Vincennes, Freitag, 27. Mai 2022. Zwei internationale Gruppe-III-Prüfungen adelten die nur sieben Akte umfassende Abendkarte auf dem Plateau de Gravelle, wobei das Hauptaugenmerk dem Prix du Crépuscule galt.
Der, mit dem Auto gestartet und folglich über 2.100 Meter führend, wendete sich an ältere Traber, die keine 700.000 Euro auf der hohen Kante hatten, und wurde zur verblüffend leichten Beute Ampia Mede SMs, die vorweg gegen drei Vertreter aus dem Entraînement Jean-Michel Bazire taktisch keinen gar so leichten Stand zu haben schien.
Mit der unter Fabrice Souloys Regie - der hatte sie vor rund 15 Monaten übernommen - 13-fachen Siegerin mischte Franck Nivard umgehend vorn mit und war im Bogen von Joinville nach Digne et Droit und Eclat de Gloire der dritte Leader. Sofort kam mit Elie de Beaufour auch schon der vermeintlich härteste Rivale der Ganymède-Tochter angerückt und durfte eingangs der Überseite in Front. Als außen Feydeau Seven vor Rebella Matters, Dollar Soyer und Violetto Jet aufzog, schien Jean-Michel Bazires Plan aufzugehen.

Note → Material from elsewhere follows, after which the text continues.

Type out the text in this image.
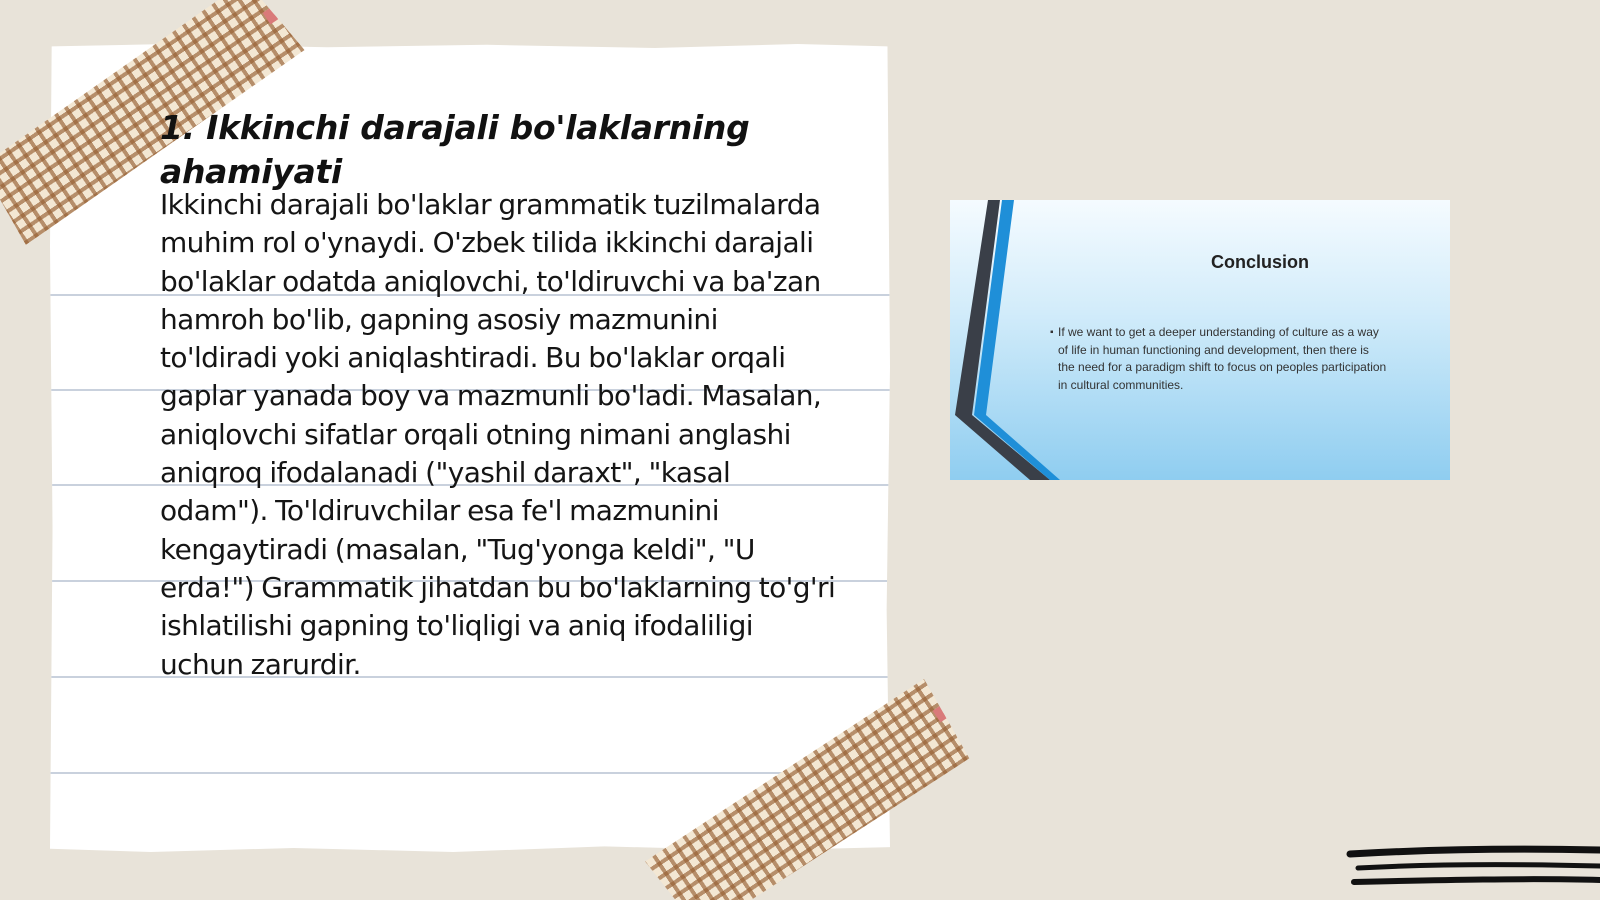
1. Ikkinchi darajali bo'laklarning ahamiyati

Ikkinchi darajali bo'laklar grammatik tuzilmalarda muhim rol o'ynaydi. O'zbek tilida ikkinchi darajali bo'laklar odatda aniqlovchi, to'ldiruvchi va ba'zan hamroh bo'lib, gapning asosiy mazmunini to'ldiradi yoki aniqlashtiradi. Bu bo'laklar orqali gaplar yanada boy va mazmunli bo'ladi. Masalan, aniqlovchi sifatlar orqali otning nimani anglashi aniqroq ifodalanadi ("yashil daraxt", "kasal odam"). To'ldiruvchilar esa fe'l mazmunini kengaytiradi (masalan, "Tug'yonga keldi", "U erda!") Grammatik jihatdan bu bo'laklarning to'g'ri ishlatilishi gapning to'liqligi va aniq ifodaliligi uchun zarurdir.

Conclusion
▪ If we want to get a deeper understanding of culture as a way of life in human functioning and development, then there is the need for a paradigm shift to focus on peoples participation in cultural communities.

Sich von der Bazire-Bande einbauen lassen oder seiner Stute früh die Todeslage zumuten war für Nivard wie die Wahl zwischen Pest und Cholera. Er entschied sich für den Todessitz - und lag damit goldrichtig. Wie die unscheinbare Braune sich 200 Meter vorm Ziel bei nunmehr krachender Fahrt immer tiefer legte und den Wallach mit der kecken Schnippe, der mit 26 Treffern aus 38 Versuchen auch kein ganz Schlechter ist, locker links liegen ließ, war ganz großes Kino und bestätigte einmal mehr die Meinung ihres Ausbilders, sie gehöre zum Besten, was er je in Fingern gehabt habe.
Waren die Plätze eins und zwei sonnenklar, so gab’s um „Bronze“ ein Hauen und Stechen um jeden Zentimeter, bei dem die zuletzt mehrmals glücklose Rebella Matters endlich Fortuna auf ihrer Seite hatte. Ganz außen wischte sie an Elvis du Vallon, der sich wie ein Aal ganz innen durchwand, und Eclat de Gloire mit den letzten Schritten vorbei.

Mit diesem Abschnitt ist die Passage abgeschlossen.